Merging traditional stacks

Traditional stacks may be merged, but the total number of stack units must not exceed the maximum stack supported by the device. For example, you could combine two stacks of ICX 7750 devices with four units each into a single stack of eight units.

NOTE
You cannot use secure-setup to merge stacks because secure-setup does not work across stack boundaries.

You can merge stacks by connecting them together using the stacking ports. Before doing this, make sure that no stacking ports (for example, ports on an end unit in a linear stack topology) have been reconfigured as data ports.

When stacks are merged, an election is held among the active controllers. The winning controller retains its configuration and the IDs of all of its original stack members. The remaining stack units lose their configuration and are reset. If the IDs of the losing stack units conflict with the IDs of the winning units, they may change, and the IDs will no longer be sequential.

NOTE
You can use secure-setup to renumber the members in the newly merged stack.

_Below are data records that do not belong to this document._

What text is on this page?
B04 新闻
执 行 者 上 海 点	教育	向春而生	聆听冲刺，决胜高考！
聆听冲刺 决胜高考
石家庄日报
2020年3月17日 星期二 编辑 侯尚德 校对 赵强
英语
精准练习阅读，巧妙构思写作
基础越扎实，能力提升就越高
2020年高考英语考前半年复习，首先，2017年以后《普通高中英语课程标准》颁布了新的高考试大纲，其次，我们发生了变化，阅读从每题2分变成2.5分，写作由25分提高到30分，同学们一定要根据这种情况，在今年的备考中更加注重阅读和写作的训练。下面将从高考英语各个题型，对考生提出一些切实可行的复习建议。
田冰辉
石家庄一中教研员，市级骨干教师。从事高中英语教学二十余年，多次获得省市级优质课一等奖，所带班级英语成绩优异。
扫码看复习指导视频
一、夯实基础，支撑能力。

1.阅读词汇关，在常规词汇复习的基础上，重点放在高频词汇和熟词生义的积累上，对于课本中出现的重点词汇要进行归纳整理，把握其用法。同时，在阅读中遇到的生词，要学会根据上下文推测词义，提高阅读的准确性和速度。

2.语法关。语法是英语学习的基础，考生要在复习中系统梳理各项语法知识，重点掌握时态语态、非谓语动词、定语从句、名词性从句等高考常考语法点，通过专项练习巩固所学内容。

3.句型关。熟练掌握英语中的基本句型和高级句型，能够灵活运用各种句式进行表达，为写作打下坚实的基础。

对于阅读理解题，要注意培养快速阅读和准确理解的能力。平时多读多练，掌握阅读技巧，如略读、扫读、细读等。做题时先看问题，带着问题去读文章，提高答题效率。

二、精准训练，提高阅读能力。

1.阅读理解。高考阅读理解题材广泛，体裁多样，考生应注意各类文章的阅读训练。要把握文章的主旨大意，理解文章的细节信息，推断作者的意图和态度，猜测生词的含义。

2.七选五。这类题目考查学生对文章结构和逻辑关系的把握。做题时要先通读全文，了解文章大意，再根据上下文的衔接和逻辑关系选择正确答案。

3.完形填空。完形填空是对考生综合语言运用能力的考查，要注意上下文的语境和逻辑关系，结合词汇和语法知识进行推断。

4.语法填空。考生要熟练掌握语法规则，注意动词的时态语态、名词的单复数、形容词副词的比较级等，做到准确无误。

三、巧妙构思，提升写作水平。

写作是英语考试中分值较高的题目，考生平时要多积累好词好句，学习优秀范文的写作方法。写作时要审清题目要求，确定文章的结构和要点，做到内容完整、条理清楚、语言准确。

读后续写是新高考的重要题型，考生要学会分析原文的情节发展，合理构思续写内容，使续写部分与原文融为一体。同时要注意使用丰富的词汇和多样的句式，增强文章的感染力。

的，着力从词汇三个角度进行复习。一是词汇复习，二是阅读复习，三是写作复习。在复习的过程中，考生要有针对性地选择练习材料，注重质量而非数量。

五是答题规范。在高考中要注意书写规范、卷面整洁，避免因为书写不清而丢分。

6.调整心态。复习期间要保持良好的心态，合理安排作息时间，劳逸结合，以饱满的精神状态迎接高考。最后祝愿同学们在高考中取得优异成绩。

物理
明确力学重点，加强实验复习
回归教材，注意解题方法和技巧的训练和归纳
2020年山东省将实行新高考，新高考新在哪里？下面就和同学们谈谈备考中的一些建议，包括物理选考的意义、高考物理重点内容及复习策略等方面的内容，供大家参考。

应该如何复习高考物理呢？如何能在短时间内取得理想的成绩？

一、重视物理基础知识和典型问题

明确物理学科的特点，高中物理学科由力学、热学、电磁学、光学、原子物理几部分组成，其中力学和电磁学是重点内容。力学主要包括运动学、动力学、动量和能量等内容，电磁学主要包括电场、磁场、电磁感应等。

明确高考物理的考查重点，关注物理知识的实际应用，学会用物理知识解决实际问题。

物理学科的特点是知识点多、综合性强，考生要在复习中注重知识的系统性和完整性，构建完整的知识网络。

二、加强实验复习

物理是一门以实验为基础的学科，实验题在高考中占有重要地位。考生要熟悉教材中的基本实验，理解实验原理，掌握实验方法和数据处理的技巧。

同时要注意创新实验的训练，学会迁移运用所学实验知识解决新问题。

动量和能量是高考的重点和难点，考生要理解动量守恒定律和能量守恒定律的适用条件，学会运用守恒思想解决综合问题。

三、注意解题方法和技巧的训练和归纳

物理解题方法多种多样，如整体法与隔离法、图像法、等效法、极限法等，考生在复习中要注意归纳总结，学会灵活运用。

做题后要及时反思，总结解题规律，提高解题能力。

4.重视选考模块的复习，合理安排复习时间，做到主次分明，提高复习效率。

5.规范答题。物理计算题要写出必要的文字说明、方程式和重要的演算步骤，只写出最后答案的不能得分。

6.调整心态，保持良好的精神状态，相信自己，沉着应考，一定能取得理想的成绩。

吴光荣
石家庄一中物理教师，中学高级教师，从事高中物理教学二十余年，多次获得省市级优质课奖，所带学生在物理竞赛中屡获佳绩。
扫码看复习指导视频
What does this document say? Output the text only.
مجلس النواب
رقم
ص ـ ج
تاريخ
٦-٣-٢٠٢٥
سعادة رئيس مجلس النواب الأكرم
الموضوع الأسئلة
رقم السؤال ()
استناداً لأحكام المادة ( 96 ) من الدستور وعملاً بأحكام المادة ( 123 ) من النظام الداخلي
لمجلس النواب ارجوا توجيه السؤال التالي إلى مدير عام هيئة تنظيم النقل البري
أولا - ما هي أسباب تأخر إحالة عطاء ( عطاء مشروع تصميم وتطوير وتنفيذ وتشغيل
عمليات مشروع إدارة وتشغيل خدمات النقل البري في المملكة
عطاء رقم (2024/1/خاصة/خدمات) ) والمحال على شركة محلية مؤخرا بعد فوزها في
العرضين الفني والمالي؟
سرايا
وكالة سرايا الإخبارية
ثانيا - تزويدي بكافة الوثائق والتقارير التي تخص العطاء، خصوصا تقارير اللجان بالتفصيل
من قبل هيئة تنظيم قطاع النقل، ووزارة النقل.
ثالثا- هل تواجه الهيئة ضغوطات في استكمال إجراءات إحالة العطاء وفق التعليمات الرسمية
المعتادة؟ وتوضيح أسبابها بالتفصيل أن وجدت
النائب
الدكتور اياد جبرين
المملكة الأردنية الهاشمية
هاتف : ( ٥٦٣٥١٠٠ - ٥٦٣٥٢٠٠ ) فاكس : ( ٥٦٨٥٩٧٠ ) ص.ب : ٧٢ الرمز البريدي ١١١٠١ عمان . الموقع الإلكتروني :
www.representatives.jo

Refer to Renumbering stack units for more information.

The following examples show how stack merging works:

  • If a stack partitions into multiple stacks because of a connection failure, you can fix the connection and the stack partitions will merge back into the original stack with no change to stack IDs because all stack IDs are distinct.
  • In a linear stack topology, the end units of the stack have only one stacking port configured. Before you can merge two linear stacks, you must reconfigure the end units so that both ports are stacking ports.